Red Hat and Microsoft announced a technical support agreement which, according to IT analysts is aimed to compete the leader in virtualization technologies VMware.
Microsoft has recently been put under pressure from customers who demand to run Red Hat Enterprise Linux (RHEL) smoothly on their Windows servers and desktops.
The Microsoft’s virtualization General manager Mike Neil publicly announced that Microsoft and Red Hat signed agreements to test and validate their server OS running on each other’s hypervisors. The hypervisor, also known as Virtual Machine manager is a technology which allows multiple OS to share a single host.
Mr Neil claims that Microsoft’s virtualization solution Hyper-V has better returns compared with VMware.
The Linux software producer Red Hat joined Microsoft’s Server Virtualization validation program while Microsoft became partner for virtualization interoperability and support of Red Hat. the Windows producer said that very soon it will be on Red Hat’s hardware certification list.
What People Say?
“There has been a time when Microsoft aimed to replace Unix and thus was fighting Linux like its worst enemy. But that time passed.
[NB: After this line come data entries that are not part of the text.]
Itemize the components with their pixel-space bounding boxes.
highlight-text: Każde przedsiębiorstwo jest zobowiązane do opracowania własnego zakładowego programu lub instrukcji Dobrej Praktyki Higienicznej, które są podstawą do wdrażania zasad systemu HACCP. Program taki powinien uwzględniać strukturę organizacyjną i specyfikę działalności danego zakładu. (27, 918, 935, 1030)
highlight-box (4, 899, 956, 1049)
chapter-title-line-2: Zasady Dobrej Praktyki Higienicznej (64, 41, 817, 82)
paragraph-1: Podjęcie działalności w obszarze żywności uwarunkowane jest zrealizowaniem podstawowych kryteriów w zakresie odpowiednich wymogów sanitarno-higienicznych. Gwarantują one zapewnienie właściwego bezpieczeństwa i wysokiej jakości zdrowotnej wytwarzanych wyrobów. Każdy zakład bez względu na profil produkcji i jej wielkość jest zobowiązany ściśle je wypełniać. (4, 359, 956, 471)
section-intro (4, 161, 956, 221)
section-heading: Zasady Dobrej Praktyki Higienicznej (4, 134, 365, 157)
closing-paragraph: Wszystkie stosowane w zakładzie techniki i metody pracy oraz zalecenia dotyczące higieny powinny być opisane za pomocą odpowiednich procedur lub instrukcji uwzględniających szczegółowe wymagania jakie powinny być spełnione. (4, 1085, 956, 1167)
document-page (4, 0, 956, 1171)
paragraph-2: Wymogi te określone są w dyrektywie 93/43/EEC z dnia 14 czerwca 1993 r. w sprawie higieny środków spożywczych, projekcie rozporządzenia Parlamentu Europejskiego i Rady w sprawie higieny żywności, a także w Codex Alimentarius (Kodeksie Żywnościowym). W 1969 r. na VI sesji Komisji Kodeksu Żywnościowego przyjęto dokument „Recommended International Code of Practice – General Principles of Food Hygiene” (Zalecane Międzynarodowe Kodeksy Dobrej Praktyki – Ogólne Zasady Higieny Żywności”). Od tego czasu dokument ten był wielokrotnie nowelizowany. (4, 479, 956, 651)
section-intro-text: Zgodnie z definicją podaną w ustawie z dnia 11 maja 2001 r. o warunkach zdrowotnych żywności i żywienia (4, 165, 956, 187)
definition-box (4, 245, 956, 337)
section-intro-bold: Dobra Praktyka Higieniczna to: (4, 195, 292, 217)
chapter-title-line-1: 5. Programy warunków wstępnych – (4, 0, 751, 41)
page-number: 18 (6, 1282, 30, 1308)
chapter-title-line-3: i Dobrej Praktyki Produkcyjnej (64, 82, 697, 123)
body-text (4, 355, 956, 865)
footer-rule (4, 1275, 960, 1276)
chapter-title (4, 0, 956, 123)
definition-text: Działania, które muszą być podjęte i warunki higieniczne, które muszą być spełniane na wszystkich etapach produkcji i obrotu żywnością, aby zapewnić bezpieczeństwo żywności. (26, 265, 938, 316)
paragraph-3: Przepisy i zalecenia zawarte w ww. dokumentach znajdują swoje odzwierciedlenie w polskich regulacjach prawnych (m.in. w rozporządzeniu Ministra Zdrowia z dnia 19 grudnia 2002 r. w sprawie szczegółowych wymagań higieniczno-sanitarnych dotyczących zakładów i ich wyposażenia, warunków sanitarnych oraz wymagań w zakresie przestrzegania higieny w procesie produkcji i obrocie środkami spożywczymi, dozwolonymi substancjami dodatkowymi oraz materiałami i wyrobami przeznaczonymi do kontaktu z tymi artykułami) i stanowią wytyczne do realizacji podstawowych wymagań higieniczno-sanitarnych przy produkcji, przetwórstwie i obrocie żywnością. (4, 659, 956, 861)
Microsoft was the first to realize they are not going to wipe Unix out in the mid-term so they just make themselves comfortable with the idea of having to interoperate, more or less”, comments user of OSnews with nick name TBPrince .
“To keep it short, a Windows license in a Unix environment is license more they will sell. The same way a Novell SUSE installation in a Windows-only shop is more than nothing. And could start a trend. I’m amazed that while Microsoft decided that it cannot win that war and major Unix players agreed (Sun, Novell, now Red Hat, all of them have agreement with MS), middle-sized and small companies are still fighting that war.”, adds “TBPrinc”.